Lovegame

And so I do, the words spilling out of me in fits and starts.

“My brother is in prison in Texas, and has been for most of my adult life. He’s awaiting execution for three counts of first-degree murder. He’s committed more, they think, but those are the three they could actually get him for.”

She stiffens against me as soon as I drop the bombshell. I wait for her to pull away, to walk away, but she doesn’t. So I give her a minute to assimilate and then I continue. “He killed three UT college students over a period of six months. All female. He kidnapped them, raped them, tortured them, and then killed them in the most inhumane ways possible.

“He was good at it, too. I mean like, really good at destroying evidence and disposing of the bodies. It’s one of the reasons the authorities are so certain that he’s committed other murders. Because these ones were so clean it was hard to imagine this was his first time.”

“But he got caught anyway.”

“He did. But it was a fluke. The only reason they caught him at all was because there was a witness where there shouldn’t have been one at three in the morning and she saw him dumping the body of the third girl. She hid, but was smart enough to take a photo of his license plate as he drove away. There was no evidence on the body at all, nothing but that photograph to prove that he was connected to it all. But when they got the warrant and got to the house he was renting…he hadn’t had a chance to clean it up yet. It was a regular little shop of horrors.”
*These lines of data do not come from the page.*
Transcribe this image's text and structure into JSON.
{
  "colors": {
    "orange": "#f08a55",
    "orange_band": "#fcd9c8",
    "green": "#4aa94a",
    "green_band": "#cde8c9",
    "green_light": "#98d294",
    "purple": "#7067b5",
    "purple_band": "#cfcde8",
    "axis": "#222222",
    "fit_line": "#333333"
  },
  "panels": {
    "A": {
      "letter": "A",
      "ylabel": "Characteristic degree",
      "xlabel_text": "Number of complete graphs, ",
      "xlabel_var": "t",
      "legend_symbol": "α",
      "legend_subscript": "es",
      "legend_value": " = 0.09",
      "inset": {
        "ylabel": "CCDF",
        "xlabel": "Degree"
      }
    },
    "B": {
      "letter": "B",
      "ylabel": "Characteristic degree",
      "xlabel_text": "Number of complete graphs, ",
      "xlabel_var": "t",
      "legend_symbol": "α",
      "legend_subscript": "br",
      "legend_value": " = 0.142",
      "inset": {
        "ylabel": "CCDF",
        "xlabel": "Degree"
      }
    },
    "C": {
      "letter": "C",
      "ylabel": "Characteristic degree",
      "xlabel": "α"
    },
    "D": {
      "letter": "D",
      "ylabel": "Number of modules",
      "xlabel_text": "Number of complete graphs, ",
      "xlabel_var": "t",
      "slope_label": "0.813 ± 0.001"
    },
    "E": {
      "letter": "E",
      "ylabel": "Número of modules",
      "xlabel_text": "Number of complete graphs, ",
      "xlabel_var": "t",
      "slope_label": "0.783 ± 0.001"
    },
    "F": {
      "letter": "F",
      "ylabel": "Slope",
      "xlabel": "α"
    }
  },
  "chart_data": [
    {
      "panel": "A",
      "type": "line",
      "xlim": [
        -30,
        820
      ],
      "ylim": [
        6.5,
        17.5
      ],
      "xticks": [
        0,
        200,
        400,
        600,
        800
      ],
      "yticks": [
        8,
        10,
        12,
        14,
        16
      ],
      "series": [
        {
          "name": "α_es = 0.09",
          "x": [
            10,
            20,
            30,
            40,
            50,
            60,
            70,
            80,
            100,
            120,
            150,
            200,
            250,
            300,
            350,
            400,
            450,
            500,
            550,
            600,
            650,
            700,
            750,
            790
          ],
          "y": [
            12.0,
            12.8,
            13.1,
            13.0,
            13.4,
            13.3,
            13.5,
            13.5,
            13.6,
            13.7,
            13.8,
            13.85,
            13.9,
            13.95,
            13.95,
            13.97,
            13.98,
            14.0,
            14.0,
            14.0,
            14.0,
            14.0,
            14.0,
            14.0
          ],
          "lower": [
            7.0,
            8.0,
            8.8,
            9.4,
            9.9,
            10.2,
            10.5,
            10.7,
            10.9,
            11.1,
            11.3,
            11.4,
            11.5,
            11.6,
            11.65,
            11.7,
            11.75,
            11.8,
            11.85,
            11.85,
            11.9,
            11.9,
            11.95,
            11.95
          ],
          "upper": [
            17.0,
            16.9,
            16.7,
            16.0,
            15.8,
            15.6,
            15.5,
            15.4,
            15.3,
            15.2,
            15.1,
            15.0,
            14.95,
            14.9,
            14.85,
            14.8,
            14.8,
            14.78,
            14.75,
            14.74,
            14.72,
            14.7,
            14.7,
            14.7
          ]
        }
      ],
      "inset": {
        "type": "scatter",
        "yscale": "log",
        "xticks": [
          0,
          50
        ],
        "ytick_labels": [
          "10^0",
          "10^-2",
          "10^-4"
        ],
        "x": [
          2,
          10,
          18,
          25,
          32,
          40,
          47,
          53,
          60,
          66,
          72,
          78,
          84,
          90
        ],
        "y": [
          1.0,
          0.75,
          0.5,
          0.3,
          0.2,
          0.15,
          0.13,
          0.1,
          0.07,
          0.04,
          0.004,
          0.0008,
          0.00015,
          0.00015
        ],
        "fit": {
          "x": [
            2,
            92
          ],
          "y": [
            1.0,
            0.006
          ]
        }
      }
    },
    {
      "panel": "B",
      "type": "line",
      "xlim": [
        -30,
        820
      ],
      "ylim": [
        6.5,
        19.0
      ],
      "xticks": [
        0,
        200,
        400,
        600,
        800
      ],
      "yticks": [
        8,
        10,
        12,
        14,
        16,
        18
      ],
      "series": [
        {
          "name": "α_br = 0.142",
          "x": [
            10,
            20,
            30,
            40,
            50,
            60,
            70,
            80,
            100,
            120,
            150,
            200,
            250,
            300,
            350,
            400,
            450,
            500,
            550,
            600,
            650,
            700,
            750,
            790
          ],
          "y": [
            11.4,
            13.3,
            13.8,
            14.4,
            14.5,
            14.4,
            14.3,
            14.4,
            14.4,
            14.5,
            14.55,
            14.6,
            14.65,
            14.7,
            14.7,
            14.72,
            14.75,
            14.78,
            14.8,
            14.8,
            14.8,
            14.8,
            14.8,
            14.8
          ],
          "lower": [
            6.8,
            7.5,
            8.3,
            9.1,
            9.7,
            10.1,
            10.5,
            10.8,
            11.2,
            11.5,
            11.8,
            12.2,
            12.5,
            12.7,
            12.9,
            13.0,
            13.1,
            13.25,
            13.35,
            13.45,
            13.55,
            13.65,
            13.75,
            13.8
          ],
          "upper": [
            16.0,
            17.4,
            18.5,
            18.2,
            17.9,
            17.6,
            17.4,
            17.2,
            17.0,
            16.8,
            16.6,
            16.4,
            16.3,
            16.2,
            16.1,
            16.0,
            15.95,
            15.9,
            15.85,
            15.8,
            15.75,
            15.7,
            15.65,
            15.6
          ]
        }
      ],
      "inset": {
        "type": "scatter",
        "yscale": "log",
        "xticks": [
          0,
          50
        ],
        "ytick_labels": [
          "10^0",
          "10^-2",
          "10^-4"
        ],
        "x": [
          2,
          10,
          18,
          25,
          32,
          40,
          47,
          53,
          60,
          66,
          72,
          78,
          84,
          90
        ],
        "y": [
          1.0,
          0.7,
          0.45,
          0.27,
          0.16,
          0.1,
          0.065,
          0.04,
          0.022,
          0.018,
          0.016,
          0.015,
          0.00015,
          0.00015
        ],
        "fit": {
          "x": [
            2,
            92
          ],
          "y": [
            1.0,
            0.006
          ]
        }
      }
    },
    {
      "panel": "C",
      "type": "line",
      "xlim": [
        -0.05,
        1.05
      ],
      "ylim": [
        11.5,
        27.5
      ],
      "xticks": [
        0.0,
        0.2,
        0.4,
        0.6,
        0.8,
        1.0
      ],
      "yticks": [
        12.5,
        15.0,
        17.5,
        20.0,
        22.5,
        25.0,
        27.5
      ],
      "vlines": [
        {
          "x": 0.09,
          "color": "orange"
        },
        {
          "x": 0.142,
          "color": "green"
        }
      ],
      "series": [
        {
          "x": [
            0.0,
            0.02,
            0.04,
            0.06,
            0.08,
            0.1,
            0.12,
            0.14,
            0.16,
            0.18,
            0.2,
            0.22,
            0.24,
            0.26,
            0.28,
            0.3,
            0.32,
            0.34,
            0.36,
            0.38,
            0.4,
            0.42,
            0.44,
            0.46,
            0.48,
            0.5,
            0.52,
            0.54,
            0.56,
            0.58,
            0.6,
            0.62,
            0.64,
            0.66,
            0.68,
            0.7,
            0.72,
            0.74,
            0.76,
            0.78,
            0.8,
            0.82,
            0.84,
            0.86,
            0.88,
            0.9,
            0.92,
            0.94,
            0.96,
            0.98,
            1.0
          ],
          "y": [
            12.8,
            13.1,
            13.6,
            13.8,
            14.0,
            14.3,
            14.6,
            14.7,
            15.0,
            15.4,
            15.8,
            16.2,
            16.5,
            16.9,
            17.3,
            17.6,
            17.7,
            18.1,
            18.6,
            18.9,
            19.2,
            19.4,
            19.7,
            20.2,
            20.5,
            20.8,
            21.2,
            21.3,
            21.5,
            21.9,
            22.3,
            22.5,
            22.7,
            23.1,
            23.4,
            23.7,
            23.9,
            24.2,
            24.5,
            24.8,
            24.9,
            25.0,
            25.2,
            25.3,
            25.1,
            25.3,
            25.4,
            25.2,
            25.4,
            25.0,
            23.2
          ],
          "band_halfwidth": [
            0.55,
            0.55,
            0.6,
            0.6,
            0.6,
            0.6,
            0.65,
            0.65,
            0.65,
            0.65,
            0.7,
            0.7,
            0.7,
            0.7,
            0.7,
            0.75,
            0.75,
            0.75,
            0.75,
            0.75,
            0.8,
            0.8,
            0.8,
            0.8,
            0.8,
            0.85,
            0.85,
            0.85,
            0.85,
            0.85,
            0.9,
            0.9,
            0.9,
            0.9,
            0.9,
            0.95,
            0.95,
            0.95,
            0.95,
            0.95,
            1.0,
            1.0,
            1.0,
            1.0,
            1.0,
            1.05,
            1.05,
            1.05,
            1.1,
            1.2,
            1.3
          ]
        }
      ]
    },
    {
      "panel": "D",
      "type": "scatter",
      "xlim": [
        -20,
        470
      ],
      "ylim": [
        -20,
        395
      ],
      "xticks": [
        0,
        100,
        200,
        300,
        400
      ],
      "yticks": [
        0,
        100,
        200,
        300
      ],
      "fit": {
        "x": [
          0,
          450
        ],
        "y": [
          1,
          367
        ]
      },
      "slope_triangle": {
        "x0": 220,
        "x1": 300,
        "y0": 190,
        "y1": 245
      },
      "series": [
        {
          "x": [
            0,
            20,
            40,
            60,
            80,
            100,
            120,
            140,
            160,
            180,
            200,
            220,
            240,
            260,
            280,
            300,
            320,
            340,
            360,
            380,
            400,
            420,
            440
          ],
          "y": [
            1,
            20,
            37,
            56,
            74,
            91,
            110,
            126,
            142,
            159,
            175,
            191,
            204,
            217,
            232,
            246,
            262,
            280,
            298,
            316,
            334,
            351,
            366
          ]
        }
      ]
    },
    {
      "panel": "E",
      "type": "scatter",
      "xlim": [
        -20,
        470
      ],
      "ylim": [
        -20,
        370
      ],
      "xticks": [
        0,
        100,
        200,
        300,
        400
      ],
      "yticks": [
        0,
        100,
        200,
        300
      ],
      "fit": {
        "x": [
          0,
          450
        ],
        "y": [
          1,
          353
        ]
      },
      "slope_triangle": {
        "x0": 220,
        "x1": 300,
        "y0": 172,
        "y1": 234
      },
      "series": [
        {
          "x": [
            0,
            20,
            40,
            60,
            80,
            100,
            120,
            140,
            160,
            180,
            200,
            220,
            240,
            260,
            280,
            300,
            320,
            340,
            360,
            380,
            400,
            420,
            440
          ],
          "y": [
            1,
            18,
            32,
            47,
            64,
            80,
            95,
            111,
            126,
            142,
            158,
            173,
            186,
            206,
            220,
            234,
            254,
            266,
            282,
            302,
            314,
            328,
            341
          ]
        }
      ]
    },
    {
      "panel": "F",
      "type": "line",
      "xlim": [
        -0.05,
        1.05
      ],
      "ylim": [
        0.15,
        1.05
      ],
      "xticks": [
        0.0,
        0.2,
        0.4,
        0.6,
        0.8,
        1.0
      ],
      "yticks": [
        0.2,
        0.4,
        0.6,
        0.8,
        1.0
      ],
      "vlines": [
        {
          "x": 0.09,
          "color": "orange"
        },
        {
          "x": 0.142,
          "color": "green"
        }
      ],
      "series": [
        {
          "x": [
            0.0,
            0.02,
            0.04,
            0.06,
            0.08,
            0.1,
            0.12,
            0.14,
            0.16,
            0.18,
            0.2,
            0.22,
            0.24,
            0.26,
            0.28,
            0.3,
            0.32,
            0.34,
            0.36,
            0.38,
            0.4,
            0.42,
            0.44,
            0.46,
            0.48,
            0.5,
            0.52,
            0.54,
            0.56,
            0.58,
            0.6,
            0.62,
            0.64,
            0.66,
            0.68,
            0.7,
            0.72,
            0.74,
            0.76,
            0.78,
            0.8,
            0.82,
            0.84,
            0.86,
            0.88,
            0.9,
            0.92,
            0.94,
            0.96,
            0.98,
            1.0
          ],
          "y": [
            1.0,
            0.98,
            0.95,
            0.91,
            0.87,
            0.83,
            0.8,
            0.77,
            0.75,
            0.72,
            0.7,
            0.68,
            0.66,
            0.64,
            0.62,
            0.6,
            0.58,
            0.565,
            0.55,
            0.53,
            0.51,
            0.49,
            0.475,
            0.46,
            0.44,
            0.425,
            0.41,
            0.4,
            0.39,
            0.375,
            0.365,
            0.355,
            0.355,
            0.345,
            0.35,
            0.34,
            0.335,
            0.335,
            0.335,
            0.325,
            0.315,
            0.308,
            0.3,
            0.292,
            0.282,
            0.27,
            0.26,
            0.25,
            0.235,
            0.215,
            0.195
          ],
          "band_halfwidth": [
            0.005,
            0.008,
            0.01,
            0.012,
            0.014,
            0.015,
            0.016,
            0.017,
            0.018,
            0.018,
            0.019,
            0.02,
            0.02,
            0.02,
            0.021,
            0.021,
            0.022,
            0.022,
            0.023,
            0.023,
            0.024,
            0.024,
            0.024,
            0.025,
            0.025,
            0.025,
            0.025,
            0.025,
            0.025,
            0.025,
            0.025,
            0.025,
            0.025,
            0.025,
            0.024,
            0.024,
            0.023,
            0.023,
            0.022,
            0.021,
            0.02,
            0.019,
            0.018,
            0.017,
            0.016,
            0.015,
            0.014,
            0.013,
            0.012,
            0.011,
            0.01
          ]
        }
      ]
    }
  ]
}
I close my eyes, try not to remember what I saw when I looked up the case after joining the FBI. Because we were his family, they’d kept as much of the case evidence from us as they could. But once I was at Quantico, once I had access to the files, I hadn’t been able to stop myself from looking. And now those images are branded in my head, the coroner’s report of what Jason did to those girls written in indelible ink on my soul even all these years later. I’ve had years to come to grips with the fact that he did it, but knowing something’s true doesn’t always make it easier to accept. Sometimes it makes it harder, especially when the authorities looked at him for other murders in the years preceding his arrest—all of which fit his M.O. to a tee—but were never able to gather enough evidence to try him.

“The FBI identified two other women they think he killed,” I tell Veronica, who is sitting so still in my arms that I’d think she’d turned to stone if I couldn’t still feel her breathing. “But when I was with them, I looked into a number of other unsolved cases that fit his general M.O., and found three more I’m almost positive were him, too. That’s eight women who died because of my brother. Eight women who suffered horribly, who probably hoped and prayed and pleaded to be saved from him. And five of them will never get justice. Five families will never know who did such terrible things to them.”

“Did you tell the others—”

“I did, yes. I sent the three cases I found to both my superiors in the FBI and to the local authorities, but none of those murders were in Texas. And since Texas had him dead to rights on a murder one–death penalty rap, the D.A. fought to keep him there. And I get it. I do. She wasn’t about to risk sending him somewhere else and having them hold on to him—especially since two of the states where he committed murder weren’t capital punishment states. They weren’t going to risk sending him anywhere that might be able to hold on to him and stall their death penalty conviction. So, the cases weren’t reopened and Jason was never tried. Instead, he’s sitting in Huntsville waiting for a lethal injection and I’m out here, trying…” I break off with a shake of my head, not sure what I want to say anymore. Not sure, even, what I’m trying to do.

“You’re out here trying to make up for his crimes even though nothing he did was your fault.” Her voice is a little shaky, her pupils blown in shock. But the hands that hold me are steady.

“He’s my brother. My older brother, but still my brother. And he was always a little off, always a little meaner than he had to be. We should have known, should have guessed what he was capable of and—”

“How exactly were you supposed to do that?” she demands. “Were you working for the FBI when he committed those murders?”

“No. He’s nine years older than I am. I was ten when he committed his first murder. Of course, we didn’t know it then. We wouldn’t know about it for almost ten more years.”